Luck = D * T, where D is doing and T is telling others.
- I think a big missing factor is the field of endeavor, let's call it B for background, which is the amount of money/interest/activity floating around in the area you're doing things in. The more there is, the more likely you'll profit from doing even fairly random, even mediocre, things in the area. Plenty of people have gotten rich from mediocre-to-bad tech stuff (and plenty more earn an OK living doing an outright terrible job of coding); your chances of getting rich from not-great tech stuff are probably actually higher than your chances of getting rich from even really good music, say. - Or as they say in business school, picking your market is more important than what you do in the market. I don't particularly like that way of looking at it (I prefer people who picked an area because they're passionate about it, not because they saw the most money in it), but I think the 'B' factor can't really be overlooked; your odds are much better if the pie is big and money is falling from skies, than if you're fighting to get pieces of a small pie. - In fact, from a pure monetary-success angle, it may be better to pick a big-pie field that you're mediocre at, than a small-pie field where you'd be in the 90th percentile, depending on how much bigger the pie is. Do stuff in the vicinity of money, and you have a decent chance of some of it rubbing off on you... 

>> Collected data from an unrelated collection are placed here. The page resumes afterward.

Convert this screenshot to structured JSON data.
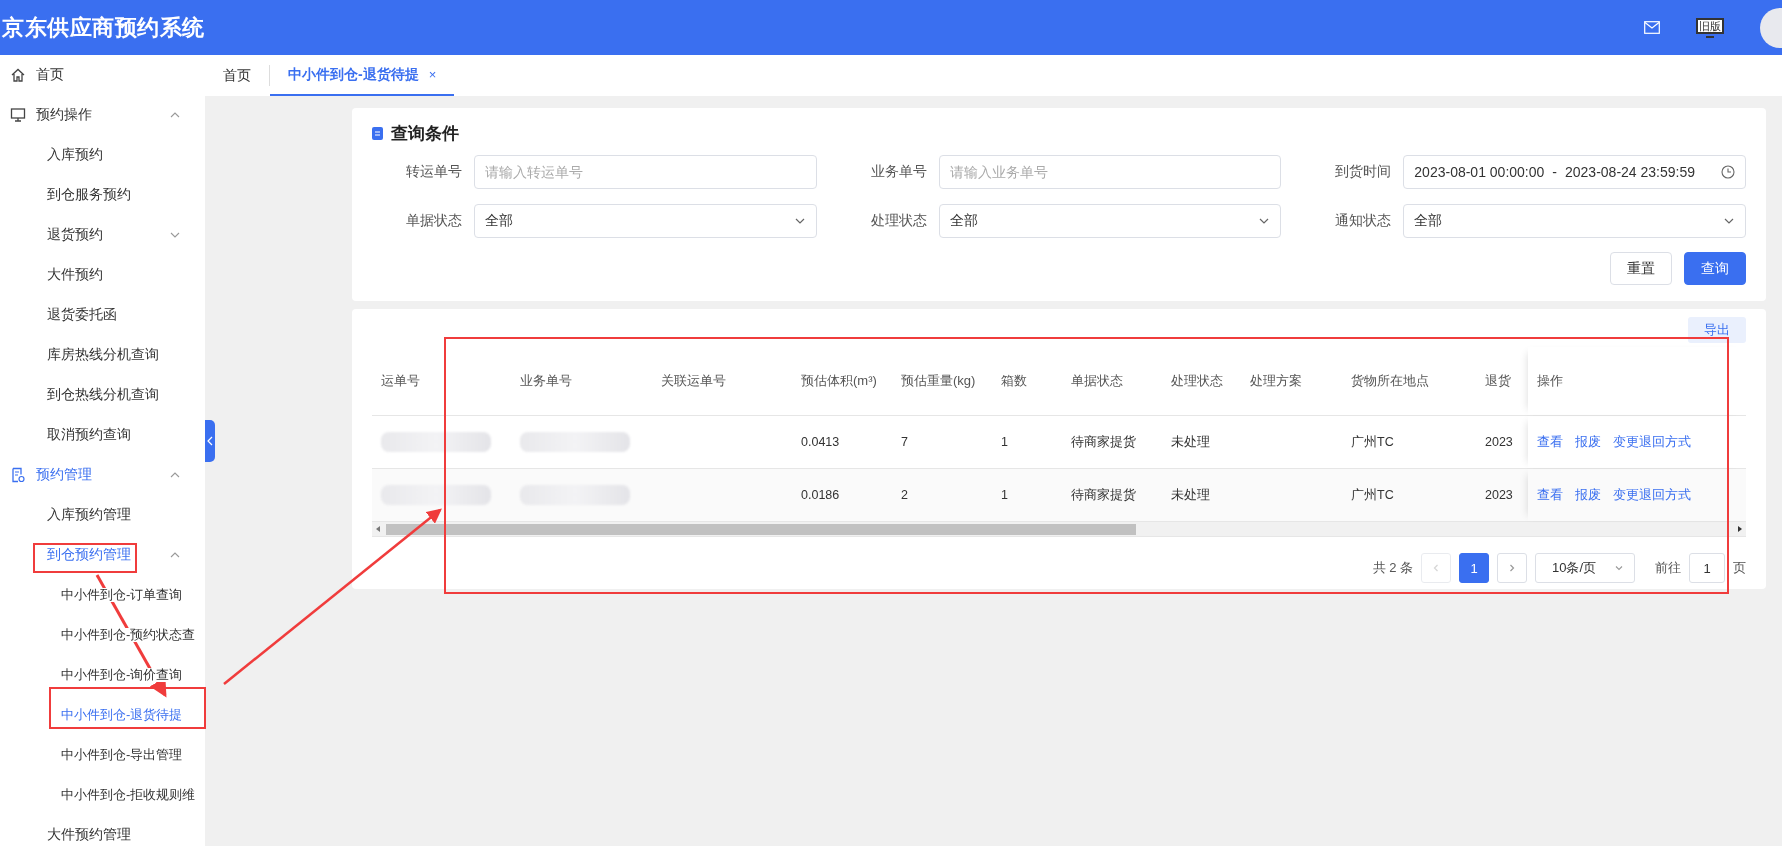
{
  "header": {
    "title": "京东供应商预约系统",
    "legacy_label": "旧版"
  },
  "sidebar": {
    "items": [
      {
        "label": "首页",
        "selected": false
      },
      {
        "label": "预约操作",
        "expanded": true,
        "selected": false,
        "children": [
          {
            "label": "入库预约",
            "selected": false
          },
          {
            "label": "到仓服务预约",
            "selected": false
          },
          {
            "label": "退货预约",
            "expanded": false,
            "selected": false
          },
          {
            "label": "大件预约",
            "selected": false
          },
          {
            "label": "退货委托函",
            "selected": false
          },
          {
            "label": "库房热线分机查询",
            "selected": false
          },
          {
            "label": "到仓热线分机查询",
            "selected": false
          },
          {
            "label": "取消预约查询",
            "selected": false
          }
        ]
      },
      {
        "label": "预约管理",
        "expanded": true,
        "selected": true,
        "children": [
          {
            "label": "入库预约管理",
            "selected": false
          },
          {
            "label": "到仓预约管理",
            "expanded": true,
            "selected": true,
            "children": [
              {
                "label": "中小件到仓-订单查询",
                "selected": false
              },
              {
                "label": "中小件到仓-预约状态查",
                "selected": false
              },
              {
                "label": "中小件到仓-询价查询",
                "selected": false
              },
              {
                "label": "中小件到仓-退货待提",
                "selected": true
              },
              {
                "label": "中小件到仓-导出管理",
                "selected": false
              },
              {
                "label": "中小件到仓-拒收规则维",
                "selected": false
              }
            ]
          },
          {
            "label": "大件预约管理",
            "selected": false
          }
        ]
      }
    ]
  },
  "tabs": [
    {
      "label": "首页",
      "selected": false
    },
    {
      "label": "中小件到仓-退货待提",
      "selected": true,
      "close": "×"
    }
  ],
  "query": {
    "title": "查询条件",
    "fields": [
      {
        "label": "转运单号",
        "kind": "input",
        "placeholder": "请输入转运单号"
      },
      {
        "label": "业务单号",
        "kind": "input",
        "placeholder": "请输入业务单号"
      },
      {
        "label": "到货时间",
        "kind": "daterange",
        "start": "2023-08-01 00:00:00",
        "separator": "-",
        "end": "2023-08-24 23:59:59"
      },
      {
        "label": "单据状态",
        "kind": "select",
        "value": "全部"
      },
      {
        "label": "处理状态",
        "kind": "select",
        "value": "全部"
      },
      {
        "label": "通知状态",
        "kind": "select",
        "value": "全部"
      }
    ],
    "buttons": [
      {
        "label": "重置",
        "kind": "default"
      },
      {
        "label": "查询",
        "kind": "primary"
      }
    ]
  },
  "table": {
    "export_button": "导出",
    "columns": [
      "运单号",
      "业务单号",
      "关联运单号",
      "预估体积(m³)",
      "预估重量(kg)",
      "箱数",
      "单据状态",
      "处理状态",
      "处理方案",
      "货物所在地点",
      "退货",
      "操作"
    ],
    "rows": [
      {
        "cells": [
          {
            "kind": "redacted"
          },
          {
            "kind": "redacted"
          },
          {
            "kind": "empty"
          },
          {
            "kind": "text",
            "text": "0.0413"
          },
          {
            "kind": "text",
            "text": "7"
          },
          {
            "kind": "text",
            "text": "1"
          },
          {
            "kind": "text",
            "text": "待商家提货"
          },
          {
            "kind": "text",
            "text": "未处理"
          },
          {
            "kind": "empty"
          },
          {
            "kind": "text",
            "text": "广州TC"
          },
          {
            "kind": "text",
            "text": "2023"
          }
        ],
        "actions": [
          "查看",
          "报废",
          "变更退回方式"
        ]
      },
      {
        "cells": [
          {
            "kind": "redacted"
          },
          {
            "kind": "redacted"
          },
          {
            "kind": "empty"
          },
          {
            "kind": "text",
            "text": "0.0186"
          },
          {
            "kind": "text",
            "text": "2"
          },
          {
            "kind": "text",
            "text": "1"
          },
          {
            "kind": "text",
            "text": "待商家提货"
          },
          {
            "kind": "text",
            "text": "未处理"
          },
          {
            "kind": "empty"
          },
          {
            "kind": "text",
            "text": "广州TC"
          },
          {
            "kind": "text",
            "text": "2023"
          }
        ],
        "actions": [
          "查看",
          "报废",
          "变更退回方式"
        ]
      }
    ]
  },
  "pagination": {
    "total": "共 2 条",
    "prev_disabled": true,
    "pages": [
      {
        "label": "1",
        "selected": true
      }
    ],
    "page_size": "10条/页",
    "goto_label": "前往",
    "goto_value": "1",
    "page_unit": "页"
  }
}
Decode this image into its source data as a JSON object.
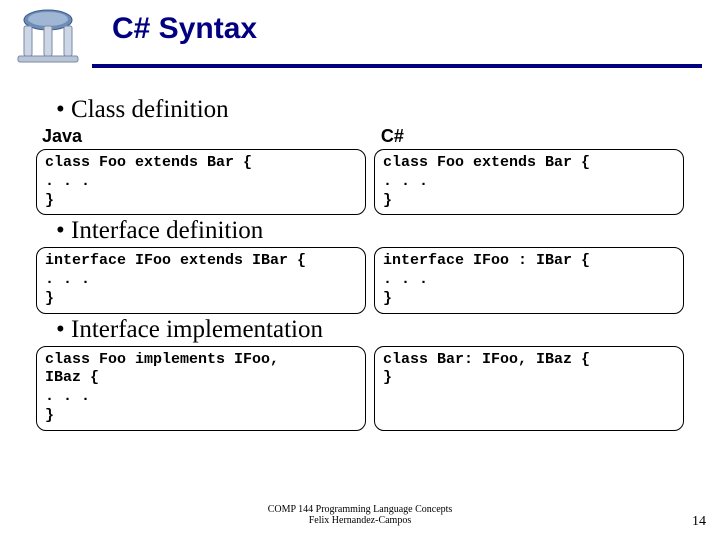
{
  "title": "C# Syntax",
  "headers": {
    "left": "Java",
    "right": "C#"
  },
  "bullets": {
    "b1": "Class definition",
    "b2": "Interface definition",
    "b3": "Interface implementation"
  },
  "code": {
    "classdef": {
      "java": "class Foo extends Bar {\n. . .\n}",
      "cs": "class Foo extends Bar {\n. . .\n}"
    },
    "ifacedef": {
      "java": "interface IFoo extends IBar {\n. . .\n}",
      "cs": "interface IFoo : IBar {\n. . .\n}"
    },
    "ifaceimpl": {
      "java": "class Foo implements IFoo,\nIBaz {\n. . .\n}",
      "cs": "class Bar: IFoo, IBaz {\n}"
    }
  },
  "footer": {
    "line1": "COMP 144 Programming Language Concepts",
    "line2": "Felix Hernandez-Campos"
  },
  "slidenum": "14"
}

- L =0. when D =0 and even when T is Large. - L =0. when T =0 even when D is Large. - If you actually do work hard and create something of value, but don't do a very good job of telling the world about your passionate work, then you're going to be ignored and relegated to obscurity. 
- Except if you tell people you're going to do something you're less likely to do it since your brain can trick itself into feeling the same happy feelings it would feel if you actually did it... I'm not convinced the equation holds. 
- Reminds me of this visualization of a similar concept: http://joeyroth.com/poster/ 
- I would only add that Luck Surface Area does not equate to Luck itself. You can buy half the tickets in the Lotto and still lose. 
- Take D as the karma factor. Isn't it the doing factor(D)? Doing is spreading goodness, getting more conscious and ultimately awakening. Simple - Karma is accumulated Points from your past births + Present life deeds also plays its part. - So D is the karma you've got inside from all your births(Birth1 + Birth2 + ... + Birth7). 
- Your formula sort of contradicts itself. When you talk about increasing the number of people who are aware of your passion, you are really talking about increasing your statistical probability that you will find someone that helps you. Therefore, what you are talking about is not luck at all but rather just math. - Luck would be something like Passion * number of times you spin in a circle before falling over dizzy. - Regardless, I like the premise of your article as I think you are right that good things do come to the passionate people that manage to get a lot of people on their side. That is sort of the Keith Ferrazzi mindset of how important relationships are to success.